DİN VE TOPLUMLAR

Toplumlar din üzerinden neden kolayca yönlendirilebiliyorlar?

Din, tarih boyunca toplumların kültürel, sosyal ve siyasi yapısının şekillenmesinde önemli bir rol oynamıştır. İnsanın inanç ihtiyacı, manevi rehberlik arayışı ve duygusal bağ kurma gereksinimi, dini önemli bir toplumsal güç haline getirmiştir. Bu nedenle, din üzerinden çeşitli yönlendirmelerin yapılması da sıkça görülmektedir.

İnanç sistemleri, bireylere yaşamın anlamı, ölüm ve ahiret gibi konularda açıklamalar sunarak manevi bir zemin sağlar. Bu manevi bağ, insanların güçlü bir güven duygusu hissetmelerine yardımcı olur. Dolayısıyla, din adamlarının ve dini liderlerin söyledikleri, pek çok kişide sorgusuz kabul görebilir. Eğer bu söylemlerde bulunan insanlar, kamil derecede gerçek ve doğru bilgilere sahip değilseler, toplumlar sosyal alanda sıkıntı yaşarlar.

Birçok toplum, tarih boyunca dini kurumlarca şekillendirilmiş eğitim, hukuk ve sosyal normlara sahiptir. Bu köklü yapı, dini kurumların ve dini söylemlerin toplum nezdinde meşruiyet kazanmasını kolaylaştırır. Böylece siyasi veya sosyal bir hareket, dini referanslarla desteklenerek daha kolay taban bulabilir. Yakın siyasi tarihimizde bununla ilgili yaklaşımların var olduğu hepimizin hafızalarındadır.

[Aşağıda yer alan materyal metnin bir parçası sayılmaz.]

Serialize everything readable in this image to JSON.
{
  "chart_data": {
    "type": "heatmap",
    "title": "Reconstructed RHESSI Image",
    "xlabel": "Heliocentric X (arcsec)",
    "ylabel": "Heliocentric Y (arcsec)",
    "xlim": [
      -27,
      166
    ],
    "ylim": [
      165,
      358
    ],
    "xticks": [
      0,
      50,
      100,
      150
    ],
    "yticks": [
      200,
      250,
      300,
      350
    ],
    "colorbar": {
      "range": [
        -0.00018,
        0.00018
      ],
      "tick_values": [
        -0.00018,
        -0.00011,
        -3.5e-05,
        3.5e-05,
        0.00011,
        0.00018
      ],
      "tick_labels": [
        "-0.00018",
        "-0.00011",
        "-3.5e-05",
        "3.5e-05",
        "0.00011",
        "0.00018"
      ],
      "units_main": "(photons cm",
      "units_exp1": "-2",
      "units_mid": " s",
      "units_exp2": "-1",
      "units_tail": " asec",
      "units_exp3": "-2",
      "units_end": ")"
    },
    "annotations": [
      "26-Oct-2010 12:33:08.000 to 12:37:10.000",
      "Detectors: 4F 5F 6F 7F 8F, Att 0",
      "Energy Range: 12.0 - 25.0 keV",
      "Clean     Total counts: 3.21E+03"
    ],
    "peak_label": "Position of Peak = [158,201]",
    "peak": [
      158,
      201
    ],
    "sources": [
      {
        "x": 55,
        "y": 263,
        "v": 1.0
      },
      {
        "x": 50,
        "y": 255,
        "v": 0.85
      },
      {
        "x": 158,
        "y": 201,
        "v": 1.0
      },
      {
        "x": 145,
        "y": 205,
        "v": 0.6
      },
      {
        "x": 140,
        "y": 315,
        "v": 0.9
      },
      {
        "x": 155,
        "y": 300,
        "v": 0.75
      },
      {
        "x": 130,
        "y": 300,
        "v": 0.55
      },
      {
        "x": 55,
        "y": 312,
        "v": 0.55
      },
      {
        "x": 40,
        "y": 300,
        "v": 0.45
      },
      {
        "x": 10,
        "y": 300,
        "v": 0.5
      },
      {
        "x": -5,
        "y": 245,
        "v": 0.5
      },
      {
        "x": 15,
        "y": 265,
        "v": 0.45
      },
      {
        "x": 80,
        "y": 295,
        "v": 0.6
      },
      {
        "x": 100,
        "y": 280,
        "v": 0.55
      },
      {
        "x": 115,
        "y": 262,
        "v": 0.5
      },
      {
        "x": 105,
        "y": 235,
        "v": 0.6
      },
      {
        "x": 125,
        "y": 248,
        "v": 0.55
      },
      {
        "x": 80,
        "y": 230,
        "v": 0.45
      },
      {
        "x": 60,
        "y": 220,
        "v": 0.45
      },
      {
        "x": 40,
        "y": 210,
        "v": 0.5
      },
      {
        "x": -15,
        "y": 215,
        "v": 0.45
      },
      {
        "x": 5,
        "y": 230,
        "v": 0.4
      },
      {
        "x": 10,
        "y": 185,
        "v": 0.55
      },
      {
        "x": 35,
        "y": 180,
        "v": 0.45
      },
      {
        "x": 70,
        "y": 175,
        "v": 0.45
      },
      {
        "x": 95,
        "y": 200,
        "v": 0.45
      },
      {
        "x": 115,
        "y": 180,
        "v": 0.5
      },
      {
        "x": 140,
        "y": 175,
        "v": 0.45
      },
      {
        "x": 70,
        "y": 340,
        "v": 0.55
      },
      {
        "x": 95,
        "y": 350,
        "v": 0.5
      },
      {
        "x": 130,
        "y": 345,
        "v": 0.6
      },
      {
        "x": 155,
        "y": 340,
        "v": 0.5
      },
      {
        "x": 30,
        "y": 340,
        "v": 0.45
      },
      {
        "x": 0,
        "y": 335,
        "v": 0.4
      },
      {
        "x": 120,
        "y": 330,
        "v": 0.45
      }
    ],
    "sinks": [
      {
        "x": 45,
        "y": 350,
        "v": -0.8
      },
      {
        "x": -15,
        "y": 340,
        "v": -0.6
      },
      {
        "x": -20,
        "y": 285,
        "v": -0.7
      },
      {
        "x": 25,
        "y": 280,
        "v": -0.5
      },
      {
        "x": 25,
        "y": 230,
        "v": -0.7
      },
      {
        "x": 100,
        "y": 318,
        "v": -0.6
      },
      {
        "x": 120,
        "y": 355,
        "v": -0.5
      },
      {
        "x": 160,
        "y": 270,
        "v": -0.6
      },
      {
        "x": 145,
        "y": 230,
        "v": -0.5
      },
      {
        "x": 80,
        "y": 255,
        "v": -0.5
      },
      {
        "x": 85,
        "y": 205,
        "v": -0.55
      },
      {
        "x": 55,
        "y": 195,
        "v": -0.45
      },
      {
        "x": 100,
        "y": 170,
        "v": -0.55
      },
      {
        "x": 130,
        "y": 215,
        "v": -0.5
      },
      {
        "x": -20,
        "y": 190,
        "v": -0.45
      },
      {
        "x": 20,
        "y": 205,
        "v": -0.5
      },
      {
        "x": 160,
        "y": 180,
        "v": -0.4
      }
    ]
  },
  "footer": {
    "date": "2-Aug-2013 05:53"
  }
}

Din, çoğu zaman belirli kuralları ve itaat kültürünü beraberinde getirir. Örneğin ibadet şekilleri, ahlaki normlar ve toplumsal roller çoğu dinde detaylıca tanımlanır. Bu itaat kültürü, liderlerin yönlendirmelerine karşı çıkışın daha az olmasını ve sorgulamadan benimsenmesini sağlayabilir. Tarihte ve günümüzde bu görüşü doğrulayan bir çok uygulama vardır .

Dinin temelinde, “ödül ve ceza” kavramları sıkça vurgulanır. İyilik yapmanın mükâfatı, kötülük yapmanın ise cezalandırılacağı fikri, bireyin davranışlarının şekillenmesinde güçlü bir araçtır. Sosyal psikoloji araştırmaları, korku ve umut duygularının insanların yönlendirilmesinde oldukça etkili olduğunu gösterir. Bu duygular, özellikle kriz dönemlerinde daha da güçlenir.

Tarih boyunca dinin siyasette kullanıldığı birçok örnek görülmüştür. Siyasi liderler, meşruiyet kazanmak veya kitleleri seferber etmek için dini söylemlere başvurabilirler. Amerika da İncil’in, Türkiye de Kur’an’ın zaman zaman, siyasilerce seçim meydanlarında havaya kaldırılıp atıfta bulunulması bundandır,

Yapılan araştırmalar, özellikle ekonomik ya da siyasi kriz dönemlerinde, din üzerinden yapılan propagandaların daha etkili olduğunu ortaya koymaktadır. Mesela; faiz konusunda; “Nas var size ne oluyor” söylemi, büyük ekonomik zorluklar içerisinde olan halkımızı, inançlarından dolayı eleştiri hakkından mahrum bırakmış ancak bu sözle perdelenmek istenen ekonomik sıkıntılar artarak devam etmişti.

Toplumlar, dinin getirdiği manevi ve kurumsal güce büyük önem atfeder. Bu durum, dini söylemlerin kitleler üzerinde etkili olmasını kolaylaştırır. Din, bireyin duygusal dünyasına ve sosyal kimliğine hitap ettiği için, din üzerinden yönlendirme yapmak zaman zaman hem toplumlar hem de liderler için etkili bir yöntem haline gelebilmektedir.

Tarihi yaşanmışlıklardan ve dini gerçekliklerden yola çıkarak adımlarımızı atarsak, toplumsal problemlerimiz daha da azalacaktır. Dinin emrettiği akıl kullanımı ve ilim yapma ile de çağdaş dünyadaki yerimiz sağlamlaşacaktır,

Bu gerçeği ve fırsatı, günübirlik kısa siyasi kazanımlarımız için feda etmemeliyiz. Yoksa hesap günü bunun hesabı istenecektir, unutmayalım.